Barstool Sports founder Dave Portnoy abandoned his effort to revive a defamation lawsuit against Insider for publishing allegations by women who accused him of sexual misconduct.
In November, a federal judge ruled that the First Amendment protected Insider’s right to publish two stories on the allegations. One ran under the headline “‘I was literally screaming in pain’: Young women say they met Barstool Sports founder Dave Portnoy for sex and it turned violent and humiliating,” on Nov. 4, 2021.
The follow-up story ran roughly one year ago under the headline “3 more women say Barstool Sports founder Dave Portnoy filmed them without asking during sex,” on Feb. 2, 2022. Insider posted an editor’s note standing by both of the articles.
Five days later, Portnoy filed a federal lawsuit in Massachusetts, claiming that Insider ran “hit pieces” that aimed to “cancel” him for “clickbait.”
“Insider’s defamatory scheme was well-planned and nearly a year in the making, and the defamatory stories would serve as the launch for Insider’s promotion on discounted premium subscriptions to its online publication, Business Insider,” the 29-page lawsuit alleged.
It also named Insider’s co-founder and CEO Henry Blodget, editor-in-chief Nicholas Carlson, and reporters Julia Black and Melkorka Licea as defendants.
On Nov. 7, 2022, Chief U.S. District Judge F. Dennis Saylor found that Portnoy failed to vault the “high bar” for establishing actual malice.
Portnoy had claimed that Insider employees had a vendetta against him, allegedly contacting Barstool advertisers shortly following publication of the first report and encouraging them to stop doing business with Portnoy.
“Such allegations of animosity or ill will, however, do not suffice to plead actual malice,” wrote Saylor, a George W. Bush appointee.
Enshrined in the watershed Supreme Court precedent New York Times v.

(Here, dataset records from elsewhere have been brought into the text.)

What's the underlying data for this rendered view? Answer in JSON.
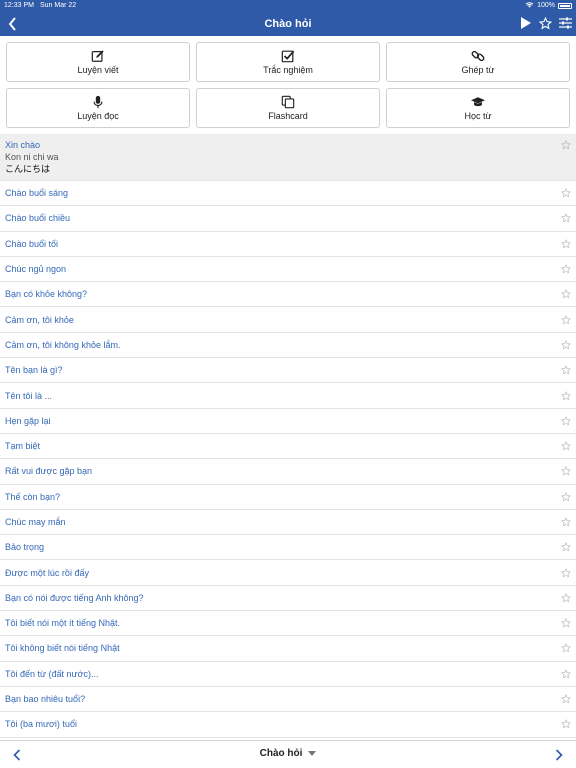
{
  "status": {
    "time": "12:33 PM",
    "date": "Sun Mar 22",
    "battery": "100%"
  },
  "nav": {
    "title": "Chào hỏi"
  },
  "actions": [
    {
      "label": "Luyện viết",
      "icon": "edit-icon"
    },
    {
      "label": "Trắc nghiệm",
      "icon": "checkbox-icon"
    },
    {
      "label": "Ghép từ",
      "icon": "link-icon"
    },
    {
      "label": "Luyện đọc",
      "icon": "microphone-icon"
    },
    {
      "label": "Flashcard",
      "icon": "copy-icon"
    },
    {
      "label": "Học từ",
      "icon": "graduation-cap-icon"
    }
  ],
  "selected": {
    "vi": "Xin chào",
    "romaji": "Kon ni chi wa",
    "jp": "こんにちは"
  },
  "phrases": [
    "Chào buổi sáng",
    "Chào buổi chiều",
    "Chào buổi tối",
    "Chúc ngủ ngon",
    "Bạn có khỏe không?",
    "Cảm ơn, tôi khỏe",
    "Cảm ơn, tôi không khỏe lắm.",
    "Tên bạn là gì?",
    "Tên tôi là ...",
    "Hẹn gặp lại",
    "Tạm biệt",
    "Rất vui được gặp bạn",
    "Thế còn bạn?",
    "Chúc may mắn",
    "Bảo trọng",
    "Được một lúc rồi đấy",
    "Bạn có nói được tiếng Anh không?",
    "Tôi biết nói một ít tiếng Nhật.",
    "Tôi không biết nói tiếng Nhật",
    "Tôi đến từ (đất nước)...",
    "Bạn bao nhiêu tuổi?",
    "Tôi (ba mươi) tuổi"
  ],
  "bottom": {
    "title": "Chào hỏi"
  },
  "colors": {
    "accent": "#2f5aa7",
    "link": "#3468b8"
  }
}
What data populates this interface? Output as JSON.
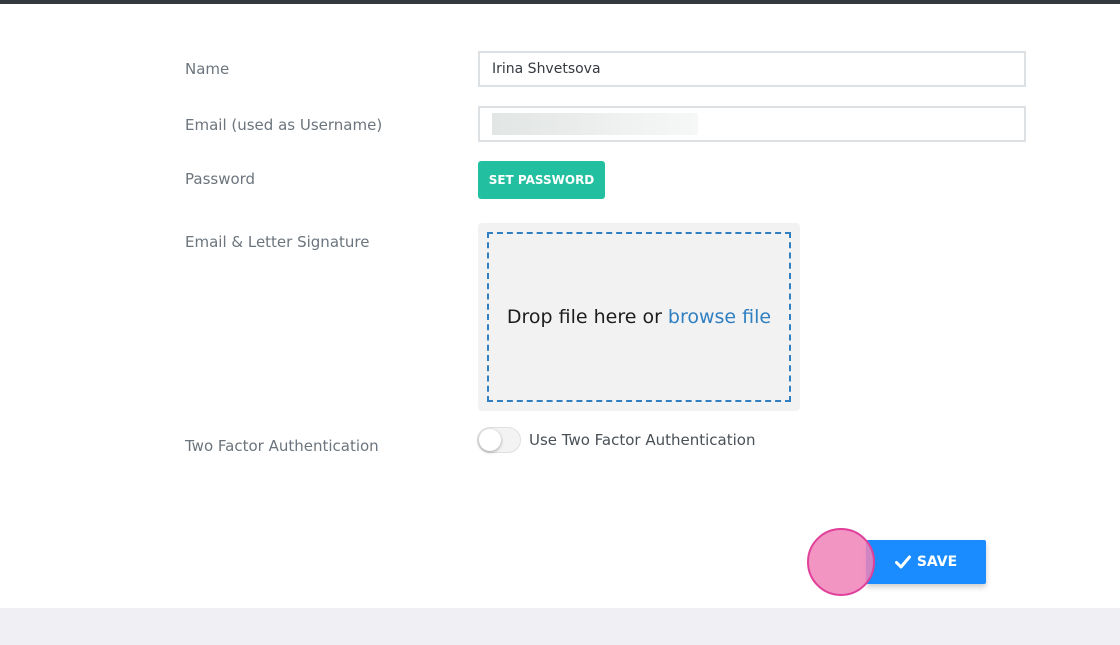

Sullivan, actual malice requires public figures suing for defamation to establish someone knowingly ran false statements or acted with reckless disregard for the truth. It does not mean malicious intent.
The judge noted that Insider accurately reported what the women alleged.
“The complaint does not allege that Insider’s anonymous sources were fake, or that the articles misrepresented what the women told defendants,” Saylor wrote. “Furthermore, plaintiff admits that Insider investigated its first article for months, requested an interview with him, sought his comment before publication, included his denials, and hyperlinked to his press conference and his lawyer’s full denial letter, thus ‘undercut[ting] any inference of actual malice.’”
Portnoy filed an appeal later that month before the First Circuit.
On Wednesday, the parties filed a stipulation of dismissal “with prejudice,” meaning that it cannot be refiled.
The Barstool Sports founder’s lawyer Andrew Brettler, who also represented Prince Andrew, did not immediately respond to an email requesting comment. Neither did counsel for Insider.
Carlson, the editor-in-chief named as one of the defendants, released a lengthy statement celebrating the development.
“We are not surprised,” Carlson wrote. “Our stories were accurate and fair.”
A note on Dave Portnoy dropping his lawsuit against Insider pic.twitter.com/RJc1zmGzt7
— Nich Carlson (@nichcarlson) February 2, 2023
Carlson also noted that Judge Saylor made sure to point out that the reporters corroborated the women’s accounts with photographs, text and social media messages, videos, medical reports, police documents, an Uber receipt, and statements from at least three friends of the women.